I Want a Stepdad and He Wants a Lover
By Nina Atwood
Dear Nina: I’m a 24 year old mother of two, I began dating a guy who is a few months younger than I am. He lives about 20 minutes away, we’ve been seeing each other for almost two years now. He lives with his parents and works for his dad full time. I get to see him once during the week and he comes over and usually spends the weekend with me and my two boys. He loves the kids and they are crazy for him. I love him with all my heart, I truly believe he feels the same. It’s been almost two years now and it’s getting really hard for me to say goodbye when he leaves, to the point where I cry. When I asked him about if he ever thought about moving in he said “No I haven’t really thought of it, sorry” and then said “I have no idea really, one day we’ll live together, I don’t know when though”. I’m wondering is it because he’s scared to move out or is it because I have two kids. I don’t want to push him into something he’s not ready for. I don’t want to rush things because I believe in taking our time but really. How long is too long and what can I do? – Jessica
Dear Jessica: To answer your first question: it’s not too long if it’s the time someone needs to take before making what should be a huge step in life: marrying someone and becoming a stepfather to her children. But you’re asking the wrong question of him when you are asking about moving in. That would be the absolute wrong thing to do.

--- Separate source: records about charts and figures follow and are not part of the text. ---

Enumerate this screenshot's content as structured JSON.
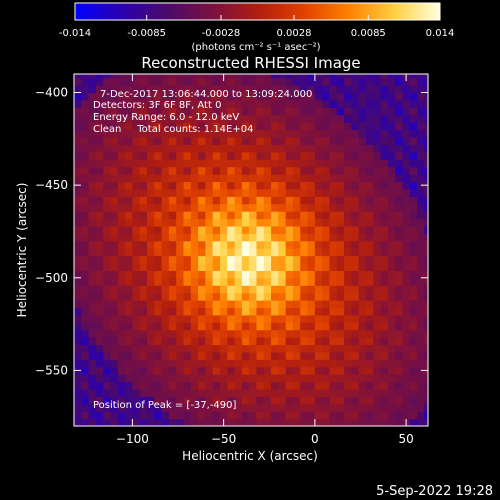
{
  "chart_data": {
    "type": "heatmap",
    "title": "Reconstructed RHESSI Image",
    "xlabel": "Heliocentric X (arcsec)",
    "ylabel": "Heliocentric Y (arcsec)",
    "xlim": [
      -132,
      62
    ],
    "ylim": [
      -580,
      -390
    ],
    "x_ticks": [
      -100,
      -50,
      0,
      50
    ],
    "y_ticks": [
      -400,
      -450,
      -500,
      -550
    ],
    "colorbar": {
      "min": -0.014,
      "max": 0.014,
      "ticks": [
        "-0.014",
        "-0.0085",
        "-0.0028",
        "0.0028",
        "0.0085",
        "0.014"
      ],
      "unit_label": "(photons cm⁻² s⁻¹ asec⁻²)",
      "colormap": [
        "#0000ff",
        "#2a00b0",
        "#4a0a6a",
        "#7a1040",
        "#b01e10",
        "#e04000",
        "#ff8000",
        "#ffd040",
        "#ffffe0"
      ]
    },
    "annotations": [
      "7-Dec-2017 13:06:44.000 to 13:09:24.000",
      "Detectors: 3F 6F 8F, Att 0",
      "Energy Range: 6.0 - 12.0 keV",
      "Clean     Total counts: 1.14E+04"
    ],
    "peak_label": "Position of Peak = [-37,-490]",
    "peak_position": [
      -37,
      -490
    ],
    "grid": false,
    "legend": "none"
  },
  "footer": {
    "date": "5-Sep-2022 19:28"
  }
}
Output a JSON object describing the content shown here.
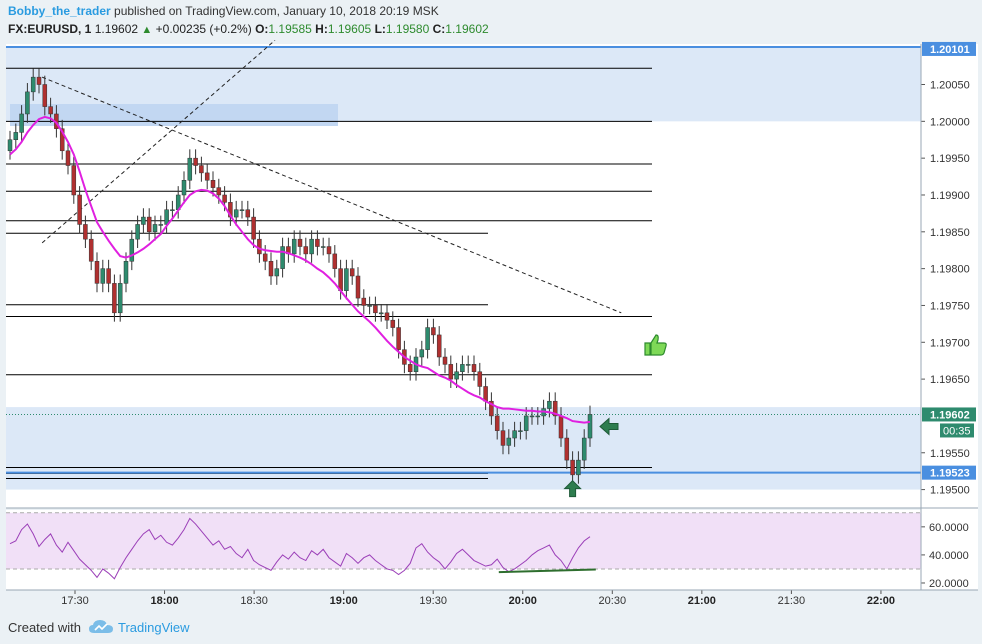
{
  "header": {
    "user": "Bobby_the_trader",
    "published": " published on TradingView.com, January 10, 2018 20:19 MSK",
    "symbol": "FX:EURUSD, 1",
    "last": "1.19602",
    "change": "+0.00235 (+0.2%)",
    "o_label": "O:",
    "o_value": "1.19585",
    "h_label": "H:",
    "h_value": "1.19605",
    "l_label": "L:",
    "l_value": "1.19580",
    "c_label": "C:",
    "c_value": "1.19602"
  },
  "footer": {
    "created_with": "Created with",
    "brand": "TradingView"
  },
  "colors": {
    "background": "#ebf1f5",
    "bull": "#2e8b6e",
    "bear": "#b03030",
    "ma": "#e020e0",
    "zone": "#dce8f7",
    "zone_border": "#4a8fe0",
    "rsi_line": "#9b3fb8",
    "rsi_band": "#f1e0f7"
  },
  "icons": {
    "thumb": "thumbs-up-icon",
    "arrow_left": "arrow-left-icon",
    "arrow_up": "arrow-up-icon",
    "cloud": "tradingview-cloud-icon"
  },
  "chart_data": [
    {
      "type": "candlestick",
      "symbol": "FX:EURUSD",
      "interval": "1",
      "ylim": [
        1.19475,
        1.20105
      ],
      "price_axis_ticks": [
        "1.20050",
        "1.20000",
        "1.19950",
        "1.19900",
        "1.19850",
        "1.19800",
        "1.19750",
        "1.19700",
        "1.19650",
        "1.19550",
        "1.19500"
      ],
      "time_axis_ticks": [
        {
          "label": "17:30",
          "bold": false
        },
        {
          "label": "18:00",
          "bold": true
        },
        {
          "label": "18:30",
          "bold": false
        },
        {
          "label": "19:00",
          "bold": true
        },
        {
          "label": "19:30",
          "bold": false
        },
        {
          "label": "20:00",
          "bold": true
        },
        {
          "label": "20:30",
          "bold": false
        },
        {
          "label": "21:00",
          "bold": true
        },
        {
          "label": "21:30",
          "bold": false
        },
        {
          "label": "22:00",
          "bold": true
        }
      ],
      "price_labels": {
        "top": "1.20101",
        "last": "1.19602",
        "countdown": "00:35",
        "support": "1.19523"
      },
      "horizontal_levels": [
        1.20072,
        1.2,
        1.19942,
        1.19905,
        1.19865,
        1.19848,
        1.19751,
        1.19735,
        1.19656,
        1.1953,
        1.19522,
        1.19515
      ],
      "zones": [
        {
          "from": 1.2,
          "to": 1.20101
        },
        {
          "from": 1.195,
          "to": 1.19612
        }
      ],
      "support_line": 1.19523,
      "last_price_line": 1.19602,
      "trendlines": [
        {
          "from": [
            "17:19",
            1.2006
          ],
          "to": [
            "20:33",
            1.1974
          ]
        },
        {
          "from": [
            "17:19",
            1.19835
          ],
          "to": [
            "18:37",
            1.2011
          ]
        }
      ],
      "closes": [
        1.19975,
        1.19985,
        1.2001,
        1.2004,
        1.2006,
        1.2005,
        1.2002,
        1.2001,
        1.1999,
        1.1996,
        1.1994,
        1.199,
        1.1986,
        1.1984,
        1.1981,
        1.1978,
        1.198,
        1.1978,
        1.1974,
        1.1978,
        1.1981,
        1.1984,
        1.1986,
        1.1987,
        1.1985,
        1.1986,
        1.1986,
        1.1988,
        1.1988,
        1.199,
        1.1992,
        1.1995,
        1.1994,
        1.1993,
        1.1992,
        1.1991,
        1.199,
        1.1989,
        1.1987,
        1.1988,
        1.1988,
        1.1987,
        1.1984,
        1.1982,
        1.1981,
        1.1979,
        1.198,
        1.1983,
        1.1982,
        1.1984,
        1.1983,
        1.1982,
        1.1984,
        1.1983,
        1.1983,
        1.1982,
        1.198,
        1.1977,
        1.198,
        1.1979,
        1.1976,
        1.1975,
        1.1975,
        1.1974,
        1.1974,
        1.1973,
        1.1972,
        1.1969,
        1.1967,
        1.1966,
        1.1968,
        1.1969,
        1.1972,
        1.1971,
        1.1968,
        1.1967,
        1.1965,
        1.1966,
        1.1967,
        1.1967,
        1.1966,
        1.1964,
        1.1962,
        1.196,
        1.1958,
        1.1956,
        1.1957,
        1.1958,
        1.1958,
        1.196,
        1.196,
        1.196,
        1.1961,
        1.1962,
        1.196,
        1.1957,
        1.1954,
        1.1952,
        1.1954,
        1.1957,
        1.19602
      ],
      "moving_average": [
        1.19955,
        1.19962,
        1.19972,
        1.19985,
        1.19995,
        1.20003,
        1.20006,
        1.20004,
        1.19998,
        1.19986,
        1.19972,
        1.19955,
        1.19932,
        1.19907,
        1.19885,
        1.19863,
        1.1985,
        1.19838,
        1.19827,
        1.19817,
        1.19815,
        1.19818,
        1.19822,
        1.19827,
        1.19833,
        1.1984,
        1.19847,
        1.19858,
        1.19868,
        1.19879,
        1.1989,
        1.199,
        1.19905,
        1.19907,
        1.19906,
        1.19902,
        1.19895,
        1.19885,
        1.19872,
        1.1986,
        1.1985,
        1.1984,
        1.19832,
        1.19827,
        1.19825,
        1.19824,
        1.19823,
        1.19823,
        1.19821,
        1.19818,
        1.19815,
        1.19811,
        1.19806,
        1.198,
        1.19795,
        1.19788,
        1.1978,
        1.1977,
        1.1976,
        1.19751,
        1.19742,
        1.19735,
        1.19728,
        1.1972,
        1.19711,
        1.19702,
        1.19694,
        1.19687,
        1.1968,
        1.19675,
        1.1967,
        1.19667,
        1.19665,
        1.1966,
        1.19655,
        1.19652,
        1.19648,
        1.19642,
        1.19637,
        1.19632,
        1.19628,
        1.19625,
        1.1962,
        1.19616,
        1.19612,
        1.1961,
        1.1961,
        1.19609,
        1.19608,
        1.19607,
        1.19607,
        1.19606,
        1.19606,
        1.19605,
        1.19603,
        1.196,
        1.19597,
        1.19593,
        1.19592,
        1.19591,
        1.19592
      ]
    },
    {
      "type": "line",
      "name": "",
      "ylim": [
        15,
        72
      ],
      "axis_ticks": [
        "60.0000",
        "40.0000",
        "20.0000"
      ],
      "band": [
        30,
        70
      ],
      "values": [
        48,
        50,
        58,
        62,
        55,
        46,
        51,
        55,
        47,
        42,
        49,
        43,
        37,
        33,
        29,
        24,
        30,
        27,
        23,
        31,
        38,
        44,
        50,
        55,
        58,
        51,
        54,
        49,
        47,
        52,
        58,
        66,
        62,
        57,
        52,
        47,
        50,
        44,
        46,
        41,
        38,
        44,
        36,
        33,
        31,
        29,
        35,
        40,
        37,
        42,
        38,
        36,
        43,
        40,
        44,
        38,
        35,
        32,
        41,
        38,
        34,
        38,
        40,
        36,
        33,
        30,
        29,
        26,
        29,
        34,
        45,
        48,
        42,
        38,
        35,
        30,
        35,
        41,
        44,
        40,
        36,
        34,
        32,
        33,
        37,
        31,
        28,
        30,
        33,
        36,
        40,
        43,
        45,
        47,
        40,
        36,
        30,
        38,
        45,
        50,
        53
      ],
      "divergence_line": {
        "from": [
          96,
          27.7
        ],
        "to": [
          101,
          29.6
        ]
      }
    }
  ]
}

You have two young children, and the last thing they need is a revolving door of men in your life. When a guy moves in, minus the ring on your finger and a date set, he’s not that committed. It’s an experiment, and your children are at the center of it. They can’t help it – they will bond to adults who are good to them (and even ones who aren’t). Little kids are emotionally wired to do that. If he’s not ready to take on the full responsibility of being a stepfather and your husband, the odds are very high that your relationship won’t make it, and that means another huge loss for your children.
Your first priority is your children, Jessica. Instead of wondering if this guy will move in with you, you should be wondering if he’s good stepfather material. Is he someone who is willing to contribute to your children’s lives, including handling much of the day-to-day responsibility of raising them? Is he willing to do car pools, cook meals, take care of a sick child, pay for things for them when needed? Does he genuinely care for them and their welfare? Does he understand that a stepfather is there to guide but not to control them? Is he mature enough to handle the fact that they are your number one priority until they are grown, and he will be second?
By now you should be getting a bit worried, and rightly so. Your boyfriend has a peachy situation right now – he gets all of your love and devotion, and “family time” minus the responsibility. I’m not surprised he hasn’t thought about moving in, let alone marriage. Those are steps for a very mature guy, and he’s still living with his parents. He’s still a boy in some ways, and therefore not yet ready for the steps that you need him to take. I suspect that your grief when he leaves is mainly driven by a deep down feeling that he is on his way out of your life. I’m sorry to be the bearer of bad news, Jessica, but you didn’t choose well, nor did you take into account the big picture of your own life when you fell in love with this guy.
Before you delete this, read on! It could be salvagable but it will take a lot of emotional muscle on your part. First, get your priorities straight: when you date, it shouldn’t be for casual sex or weekend lovers. It should be for finding someone to share the real responsibilities of life with you as a parent; someone to love and be loved by, who would be a great stepfather (not just because he can bond with children but because he will take care of them). If you don’t find that person and your kids grow up, then you can shift your priorities to a soul mate for you, minus the kid responsibilities. Second, it’s time for the “you and me” talk with your boyfriend, which in essence should say: “I love you and enjoy our relationship, but I need you to know that I’m not in this for a good time with no strings. I’m looking for someone who is ready for marriage and stepparenting. If you’re not that guy, let’s get it on the table so we can begin moving on. If you could be that guy, I’m not rushing you, but I need to know that it’s in our future at some point.” This launches your dialog, but you must listen carefully, not for what you WANT to hear, but for what is the truth. It takes courage to face the truth of a relationship and make adult decisions, but it’s the path to a wonderful love. If it’s not him, this process will launch you in a far better direction with new tools.